In order to activate the eyespot, C. Reinhardtii moves ions across a membrane through ion channels. When light of the correct wavelength hits these channels it causes a change in their shape; opening them so that ions can flow across the membrane. The most commonly used ion channel for stimulation in optogenetics is Channelrhodopsin-2.
Image credit: Karl Deisseroth
Neurons are triggered in the same way (by moving ions from outside the cell to the inside). Once a certain number of positive ions have crossed the cell membrane, a threshold is reached which causes the neuron to fire.
Researchers used genetics to express the light-activated ion channels on neurons within the brain. When light hits these ion channels, they open and ions enter the cells and cause them to fire.
In order to get the ion channels expressed within the brain, a genetically modified virus was made. This virus, when injected into an area of the brain, is able to recombine its DNA with the DNA of the host cells. Once recombined, all of the cell dynamics and machinery necessary to express the ion channel gene is available, and the cell will begin expressing the channels on its cell membrane.
Different types of brain cells express a slightly different group of genes, which is how they differentiate from each other. Most genes have a promoter region and if this is active in the cell then it will cause the gene to be expressed. By using the promoter specific to a certain type of cell within your transgenic virus, it is possible to express the light sensitive ion channels in just those cells.
Why is optogenetics transforming neuroscience?
Optogenetics gives neuroscientists an unprecedented level of control in neurons.
- Illuminating only certain regions of the brain enables manipulation to be targeted to a specific space (with lasers, this region can be minuscule).
- Using pulses of light allows the modulation to be targeted to specific times.
- Limiting the genetic modification to specific cell types makes it possible to study functions associated with only those cells.
In the 13 years since Karl Deisseroth and his team described how to carry out optogenetics, the technique has been used to study brain many areas of brain function. Recent examples include:
- Next-generation optogenetic molecules control single neurons
- Brighter prospects for chronic pain
- Midbrain 'start neurons' control whether we walk or run
Another area where optogenetics may have potential uses is in the clinic. Currently, deep brain stimulation is a successful treatment for Parkinson's disease. This is the implant of electrodes into the brain that can be turned on and off to help relieve symptoms. An alternative treatment could be to implant LEDs into the brain instead of electrodes and use them to stimulate only the neurons that are affected by the disease. Read more about this here.

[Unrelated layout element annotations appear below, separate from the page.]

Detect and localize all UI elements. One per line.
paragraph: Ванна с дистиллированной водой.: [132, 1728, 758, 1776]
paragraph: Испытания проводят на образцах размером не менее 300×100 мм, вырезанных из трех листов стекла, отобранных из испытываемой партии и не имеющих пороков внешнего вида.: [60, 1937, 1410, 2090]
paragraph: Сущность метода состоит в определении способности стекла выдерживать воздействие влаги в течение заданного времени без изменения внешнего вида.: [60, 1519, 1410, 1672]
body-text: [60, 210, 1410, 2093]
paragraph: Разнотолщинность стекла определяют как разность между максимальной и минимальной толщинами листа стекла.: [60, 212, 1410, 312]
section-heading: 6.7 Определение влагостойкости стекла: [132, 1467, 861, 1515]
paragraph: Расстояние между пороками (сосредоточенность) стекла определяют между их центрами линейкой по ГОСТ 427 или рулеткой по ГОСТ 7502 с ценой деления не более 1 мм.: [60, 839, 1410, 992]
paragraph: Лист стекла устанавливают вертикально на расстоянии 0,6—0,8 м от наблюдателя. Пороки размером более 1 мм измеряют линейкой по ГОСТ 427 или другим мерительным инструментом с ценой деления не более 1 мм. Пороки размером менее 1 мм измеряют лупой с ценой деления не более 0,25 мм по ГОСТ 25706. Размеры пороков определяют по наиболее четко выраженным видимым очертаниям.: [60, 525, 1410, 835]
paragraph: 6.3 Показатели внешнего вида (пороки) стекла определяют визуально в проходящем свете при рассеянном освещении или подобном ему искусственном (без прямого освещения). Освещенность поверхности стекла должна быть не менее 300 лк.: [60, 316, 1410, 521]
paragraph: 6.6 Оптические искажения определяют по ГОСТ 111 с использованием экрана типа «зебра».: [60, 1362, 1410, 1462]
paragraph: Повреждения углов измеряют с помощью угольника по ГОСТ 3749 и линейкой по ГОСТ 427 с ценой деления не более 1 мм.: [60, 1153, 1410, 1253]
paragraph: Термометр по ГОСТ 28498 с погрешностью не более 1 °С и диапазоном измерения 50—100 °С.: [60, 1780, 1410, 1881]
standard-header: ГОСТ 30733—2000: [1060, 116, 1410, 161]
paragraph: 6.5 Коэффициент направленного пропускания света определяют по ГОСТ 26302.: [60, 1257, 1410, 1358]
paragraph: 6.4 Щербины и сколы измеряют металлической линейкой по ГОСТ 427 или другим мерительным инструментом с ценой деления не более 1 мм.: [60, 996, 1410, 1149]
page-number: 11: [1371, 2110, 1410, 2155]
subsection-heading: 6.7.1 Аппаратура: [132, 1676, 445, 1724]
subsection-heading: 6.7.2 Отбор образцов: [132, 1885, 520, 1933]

Halorhodopsin, an ion channel from Archaebacteria, was used to inhibit neuronal activity shortly after the discovery of channelrhodopsin-2. Halorhodopsin is activated by a different wavelength of light to channelrhodopsin-2 and so both channels can be used to independently activate and inhibit neuronal activity, but in the same organism and/or cells.
Recently, work has been done to create even more light-sensitive ion channels that can be implanted into different cell types. Ed Boyden, a member of the team who published the 2005 paper, has been trying to create ion channels that are sensitive to red light. Red light travels further through biological tissue than blue or yellow light (the colours that activate channelrhodopsin-2 and halorhodopsin respectively). This means external light sources can be used to stimulate or inhibit neurons deeper into the brain.